Hollywood Reporter: Silicon Beach Boom Hits the Playa Vista Housing Market


1:14 PM PST 1/3/2014 by Alexandria Abramian

Home theaters and floating stairs in planned-community homes? An exclusive look at Playa Vista's phase 2.

With the second and final phase of Playa Vista development well underway, the 1,000-acre area bordered by Culver City, Westchester and Marina del Rey is poised to offer what might be L.A.’s best live-work commute.

The Campus at Playa Vista, as its three-million-square-foot office space area is known, already houses the likes of YouTube, Facebook, Belkin and ad agencies like 72andSunny on the eastern side of the 1.3 mile area once controlled by Howard Hughes. On the western edge are some 3,100 residences that started construction in 2001 and were completed last year.

Now, an additional 2,800 new homes are currently under construction and will be set to hit the market in phases beginning next month. Like the initial group of housing, these will be a mix of single-family homes, condominiums and assisted living residences, designed by a variety of architects using a variety of elements and materials to give a feel of evolution rather than planned development.

Two of the six new residential neighborhoods will feature a series of high-end houses with optional home theaters and almost 4,000 square feet of living space. When completed, prices for the four- to five-bedroom homes will be in the $1 million range.

Other options include homes with retractable glass walls; “floating” steel stairs enclosed in glass; condominiums with private elevator access to each unit; and plenty of creative design concepts to fulfill the growing need for high-functioning home offices.  

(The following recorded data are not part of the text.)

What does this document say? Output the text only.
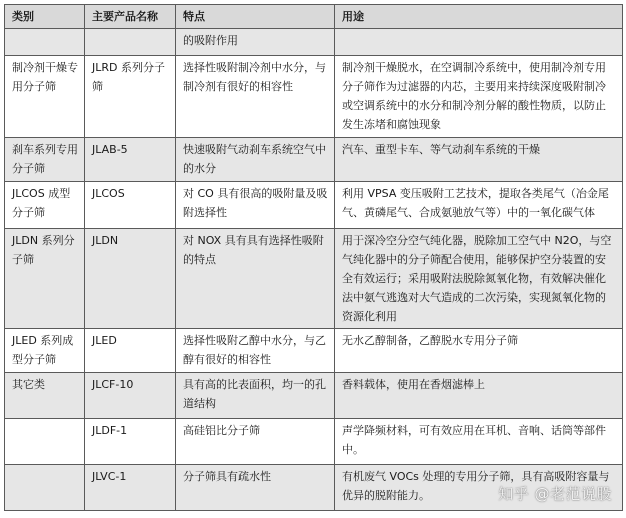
类别	主要产品名称	特点	用途
		的吸附作用	
制冷剂干燥专用分子筛	JLRD 系列分子筛	选择性吸附制冷剂中水分，与制冷剂有很好的相容性	制冷剂干燥脱水，在空调制冷系统中，使用制冷剂专用分子筛作为过滤器的内芯，主要用来持续深度吸附制冷或空调系统中的水分和制冷剂分解的酸性物质，以防止发生冻堵和腐蚀现象
刹车系列专用分子筛	JLAB-5	快速吸附气动刹车系统空气中的水分	汽车、重型卡车、等气动刹车系统的干燥
JLCOS 成型分子筛	JLCOS	对 CO 具有很高的吸附量及吸附选择性	利用 VPSA 变压吸附工艺技术，提取各类尾气（冶金尾气、黄磷尾气、合成氨驰放气等）中的一氧化碳气体
JLDN 系列分子筛	JLDN	对 NOX 具有具有选择性吸附的特点	用于深冷空分空气纯化器，脱除加工空气中 N2O，与空气纯化器中的分子筛配合使用，能够保护空分装置的安全有效运行；采用吸附法脱除氮氧化物，有效解决催化法中氨气逃逸对大气造成的二次污染，实现氮氧化物的资源化利用
JLED 系列成型分子筛	JLED	选择性吸附乙醇中水分，与乙醇有很好的相容性	无水乙醇制备，乙醇脱水专用分子筛
其它类	JLCF-10	具有高的比表面积，均一的孔道结构	香料载体，使用在香烟滤棒上
	JLDF-1	高硅铝比分子筛	声学降频材料，可有效应用在耳机、音响、话筒等部件中。
	JLVC-1	分子筛具有疏水性	有机废气 VOCs 处理的专用分子筛，具有高吸附容量与优异的脱附能力。	知乎 @老范说股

“As the community has experienced organic growth from within – there has been a baby boom at Playa Vista -- families who have fallen in love with the community are seeking more space,” says Alison Banks, marketing director for Brookfield Residential. “In the final development areas, homes have at least three bedrooms and can range up to five. There are more single-family designs with more open concepts, more modern architecture, more tech advances.”